Mr. Parcher, that unhappy gentleman, having been driven indoors from his
own porch, had attempted to read Plutarch's Lives in the library, but,
owing to the adjacency of the porch and the summer necessity for open
windows, his escape spared only his eyes and not his suffering ears. The
house was small, being but half of a double one, with small rooms, and
the "parlor," library, and dining-room all about equally exposed to the
porch which ran along the side of the house. Mr. Parcher had no refuge
except bed or the kitchen, and as he was troubled with chronic insomnia,
and the cook had callers in the kitchen, his case was desperate. Most
unfortunately, too, his reading-lamp, the only one in the house, was a
fixture near a window, and just beyond that window sat Miss Pratt and
William in sweet unconsciousness, while Miss Parcher entertained the
overflow (consisting of Mr. Johnnie Watson) at the other end of the
porch. Listening perforce to the conversation of the former couple
though "conversation" is far from the expression later used by Mr.

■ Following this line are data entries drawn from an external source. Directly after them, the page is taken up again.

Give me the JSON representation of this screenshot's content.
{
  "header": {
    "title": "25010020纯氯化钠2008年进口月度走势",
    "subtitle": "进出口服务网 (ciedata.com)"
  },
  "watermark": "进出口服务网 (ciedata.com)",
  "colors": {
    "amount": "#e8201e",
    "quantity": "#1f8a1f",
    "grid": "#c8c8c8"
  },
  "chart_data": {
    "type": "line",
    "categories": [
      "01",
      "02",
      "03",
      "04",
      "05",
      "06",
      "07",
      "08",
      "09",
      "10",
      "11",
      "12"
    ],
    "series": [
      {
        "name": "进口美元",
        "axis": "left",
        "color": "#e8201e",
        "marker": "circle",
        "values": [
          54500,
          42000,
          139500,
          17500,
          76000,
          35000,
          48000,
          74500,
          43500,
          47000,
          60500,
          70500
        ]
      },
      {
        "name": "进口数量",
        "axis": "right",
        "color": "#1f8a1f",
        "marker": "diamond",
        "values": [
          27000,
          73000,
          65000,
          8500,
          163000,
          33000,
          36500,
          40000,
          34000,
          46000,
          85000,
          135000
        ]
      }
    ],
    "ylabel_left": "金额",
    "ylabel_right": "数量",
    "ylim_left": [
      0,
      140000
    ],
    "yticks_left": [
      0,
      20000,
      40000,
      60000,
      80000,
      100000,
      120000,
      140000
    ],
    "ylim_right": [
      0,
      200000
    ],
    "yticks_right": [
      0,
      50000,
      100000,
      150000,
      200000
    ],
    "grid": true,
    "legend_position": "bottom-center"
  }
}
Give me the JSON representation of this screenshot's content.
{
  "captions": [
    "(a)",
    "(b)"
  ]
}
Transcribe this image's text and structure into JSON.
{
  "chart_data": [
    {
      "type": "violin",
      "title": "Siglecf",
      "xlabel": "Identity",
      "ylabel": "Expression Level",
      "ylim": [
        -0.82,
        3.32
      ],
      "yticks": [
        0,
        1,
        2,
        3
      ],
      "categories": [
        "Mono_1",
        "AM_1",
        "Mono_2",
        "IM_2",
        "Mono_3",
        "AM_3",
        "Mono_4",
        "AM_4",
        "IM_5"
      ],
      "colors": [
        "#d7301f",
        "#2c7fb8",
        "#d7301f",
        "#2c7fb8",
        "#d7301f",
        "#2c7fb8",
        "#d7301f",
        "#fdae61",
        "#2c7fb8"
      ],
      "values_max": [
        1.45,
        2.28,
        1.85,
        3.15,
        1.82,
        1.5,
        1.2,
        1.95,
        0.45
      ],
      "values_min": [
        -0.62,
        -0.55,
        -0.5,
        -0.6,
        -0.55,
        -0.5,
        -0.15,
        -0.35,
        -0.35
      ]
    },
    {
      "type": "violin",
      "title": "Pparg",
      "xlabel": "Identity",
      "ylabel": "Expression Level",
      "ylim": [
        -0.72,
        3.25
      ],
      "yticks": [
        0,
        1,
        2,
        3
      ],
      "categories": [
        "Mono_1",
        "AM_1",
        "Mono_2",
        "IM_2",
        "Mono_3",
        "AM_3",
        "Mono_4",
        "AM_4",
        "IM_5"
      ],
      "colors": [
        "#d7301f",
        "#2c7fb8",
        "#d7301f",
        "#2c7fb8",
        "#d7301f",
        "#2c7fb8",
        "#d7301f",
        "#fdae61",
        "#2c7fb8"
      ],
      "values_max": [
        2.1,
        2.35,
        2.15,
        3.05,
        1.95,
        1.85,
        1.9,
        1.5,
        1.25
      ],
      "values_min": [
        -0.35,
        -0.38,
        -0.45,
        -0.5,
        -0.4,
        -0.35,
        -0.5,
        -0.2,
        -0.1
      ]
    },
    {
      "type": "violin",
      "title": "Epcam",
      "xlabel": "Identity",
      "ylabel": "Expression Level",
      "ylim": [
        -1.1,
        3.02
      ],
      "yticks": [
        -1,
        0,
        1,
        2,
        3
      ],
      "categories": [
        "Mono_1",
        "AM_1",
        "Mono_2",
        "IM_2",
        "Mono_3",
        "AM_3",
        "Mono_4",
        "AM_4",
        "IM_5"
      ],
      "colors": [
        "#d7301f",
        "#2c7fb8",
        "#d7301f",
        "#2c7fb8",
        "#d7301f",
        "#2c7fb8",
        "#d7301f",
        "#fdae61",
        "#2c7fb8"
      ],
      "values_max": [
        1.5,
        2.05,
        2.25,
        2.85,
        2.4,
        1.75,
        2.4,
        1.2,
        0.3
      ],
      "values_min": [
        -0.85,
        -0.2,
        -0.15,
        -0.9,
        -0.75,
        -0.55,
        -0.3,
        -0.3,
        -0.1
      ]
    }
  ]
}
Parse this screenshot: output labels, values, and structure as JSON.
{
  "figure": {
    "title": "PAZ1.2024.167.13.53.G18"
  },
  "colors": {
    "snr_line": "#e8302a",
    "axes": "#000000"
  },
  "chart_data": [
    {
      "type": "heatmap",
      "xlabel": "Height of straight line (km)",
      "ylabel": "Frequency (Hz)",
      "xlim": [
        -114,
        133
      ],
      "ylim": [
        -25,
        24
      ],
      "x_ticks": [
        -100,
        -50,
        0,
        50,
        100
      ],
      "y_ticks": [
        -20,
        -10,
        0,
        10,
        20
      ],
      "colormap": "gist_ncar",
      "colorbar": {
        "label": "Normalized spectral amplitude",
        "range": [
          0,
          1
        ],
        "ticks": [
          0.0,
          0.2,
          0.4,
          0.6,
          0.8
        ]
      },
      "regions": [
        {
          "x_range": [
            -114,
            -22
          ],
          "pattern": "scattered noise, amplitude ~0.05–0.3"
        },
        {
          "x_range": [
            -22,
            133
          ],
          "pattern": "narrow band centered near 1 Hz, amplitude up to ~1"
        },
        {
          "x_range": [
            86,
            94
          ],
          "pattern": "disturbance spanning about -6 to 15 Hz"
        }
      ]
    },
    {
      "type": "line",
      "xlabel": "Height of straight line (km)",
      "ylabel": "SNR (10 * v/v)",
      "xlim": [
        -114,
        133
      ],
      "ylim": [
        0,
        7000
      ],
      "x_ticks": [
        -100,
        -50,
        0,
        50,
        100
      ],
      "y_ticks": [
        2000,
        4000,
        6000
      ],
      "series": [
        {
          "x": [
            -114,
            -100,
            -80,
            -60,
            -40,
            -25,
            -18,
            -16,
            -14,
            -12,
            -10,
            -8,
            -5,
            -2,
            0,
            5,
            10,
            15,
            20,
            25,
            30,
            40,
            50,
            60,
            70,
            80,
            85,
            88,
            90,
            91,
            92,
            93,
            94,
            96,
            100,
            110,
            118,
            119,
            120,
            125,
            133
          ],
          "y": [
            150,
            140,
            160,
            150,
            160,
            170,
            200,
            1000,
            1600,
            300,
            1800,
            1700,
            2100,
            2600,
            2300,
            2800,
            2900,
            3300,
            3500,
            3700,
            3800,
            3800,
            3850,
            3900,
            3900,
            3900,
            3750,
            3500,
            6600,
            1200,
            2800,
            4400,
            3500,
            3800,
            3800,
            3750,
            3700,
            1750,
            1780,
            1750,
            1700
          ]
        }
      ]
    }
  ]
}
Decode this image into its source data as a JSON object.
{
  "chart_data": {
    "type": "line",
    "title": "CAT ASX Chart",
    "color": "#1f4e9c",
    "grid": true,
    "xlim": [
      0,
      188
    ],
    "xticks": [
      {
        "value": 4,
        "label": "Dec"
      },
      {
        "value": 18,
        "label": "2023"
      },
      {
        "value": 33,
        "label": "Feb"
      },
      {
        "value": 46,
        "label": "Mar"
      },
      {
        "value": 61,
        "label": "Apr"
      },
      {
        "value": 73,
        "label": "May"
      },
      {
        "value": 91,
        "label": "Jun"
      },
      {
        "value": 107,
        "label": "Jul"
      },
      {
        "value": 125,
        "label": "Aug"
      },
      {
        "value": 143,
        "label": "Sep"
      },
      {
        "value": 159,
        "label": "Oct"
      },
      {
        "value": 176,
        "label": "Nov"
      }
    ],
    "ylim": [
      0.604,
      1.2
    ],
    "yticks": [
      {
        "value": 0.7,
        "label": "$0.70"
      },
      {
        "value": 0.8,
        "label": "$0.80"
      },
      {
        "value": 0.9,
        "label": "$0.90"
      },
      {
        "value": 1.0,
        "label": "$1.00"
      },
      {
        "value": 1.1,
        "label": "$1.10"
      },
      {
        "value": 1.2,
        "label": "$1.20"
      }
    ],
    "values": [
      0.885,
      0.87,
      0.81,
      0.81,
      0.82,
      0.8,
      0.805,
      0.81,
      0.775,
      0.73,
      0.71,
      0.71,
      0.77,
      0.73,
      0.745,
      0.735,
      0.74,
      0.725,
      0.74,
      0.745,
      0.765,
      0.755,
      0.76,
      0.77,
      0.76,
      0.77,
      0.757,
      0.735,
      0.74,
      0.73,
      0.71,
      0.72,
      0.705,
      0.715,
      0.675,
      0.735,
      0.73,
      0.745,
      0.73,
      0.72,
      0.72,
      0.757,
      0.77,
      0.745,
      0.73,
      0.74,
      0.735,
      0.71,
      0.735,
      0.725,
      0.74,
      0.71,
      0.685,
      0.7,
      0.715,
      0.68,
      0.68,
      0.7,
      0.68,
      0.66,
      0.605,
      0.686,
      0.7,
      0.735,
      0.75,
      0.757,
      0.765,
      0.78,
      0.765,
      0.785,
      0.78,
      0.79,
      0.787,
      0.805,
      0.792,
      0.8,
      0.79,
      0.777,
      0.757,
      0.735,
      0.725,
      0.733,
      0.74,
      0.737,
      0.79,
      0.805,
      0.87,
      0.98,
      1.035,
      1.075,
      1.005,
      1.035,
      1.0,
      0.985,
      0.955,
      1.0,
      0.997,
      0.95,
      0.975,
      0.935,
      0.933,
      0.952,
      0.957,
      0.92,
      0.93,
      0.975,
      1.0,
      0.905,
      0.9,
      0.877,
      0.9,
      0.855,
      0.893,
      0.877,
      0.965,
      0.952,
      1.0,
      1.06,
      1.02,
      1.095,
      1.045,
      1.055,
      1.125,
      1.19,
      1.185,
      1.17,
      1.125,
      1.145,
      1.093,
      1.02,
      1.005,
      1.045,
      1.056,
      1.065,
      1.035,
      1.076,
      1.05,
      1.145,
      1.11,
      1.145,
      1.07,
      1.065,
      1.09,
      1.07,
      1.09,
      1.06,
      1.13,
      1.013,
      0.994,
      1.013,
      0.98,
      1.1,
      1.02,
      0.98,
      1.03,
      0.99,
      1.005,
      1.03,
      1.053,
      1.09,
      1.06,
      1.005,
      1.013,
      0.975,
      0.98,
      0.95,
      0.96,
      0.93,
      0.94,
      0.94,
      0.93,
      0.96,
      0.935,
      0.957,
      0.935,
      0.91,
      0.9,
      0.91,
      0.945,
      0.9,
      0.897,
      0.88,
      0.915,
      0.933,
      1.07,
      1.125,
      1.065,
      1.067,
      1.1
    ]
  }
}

Parcher to describe what he heard--he found it impossible to sit
still in his chair. He jerked and twitched with continually increasing
restlessness; sometimes he gasped, and other times he moaned a little,
and there were times when he muttered huskily.

"Oh, cute-ums!" came the silvery voice of Miss Pratt from the likewise
silvery porch outside, underneath the summer moon. "Darlin' Flopit,
look! Ickle boy Baxter goin' make imitations of darlin' Flopit again.
See! Ickle boy Baxter puts head one side, then other side, just
like darlin' Flopit. Then barks just like darlin' Flopit! Ladies and
'entlemen, imitations of darlin' Flopit by ickle boy Baxter."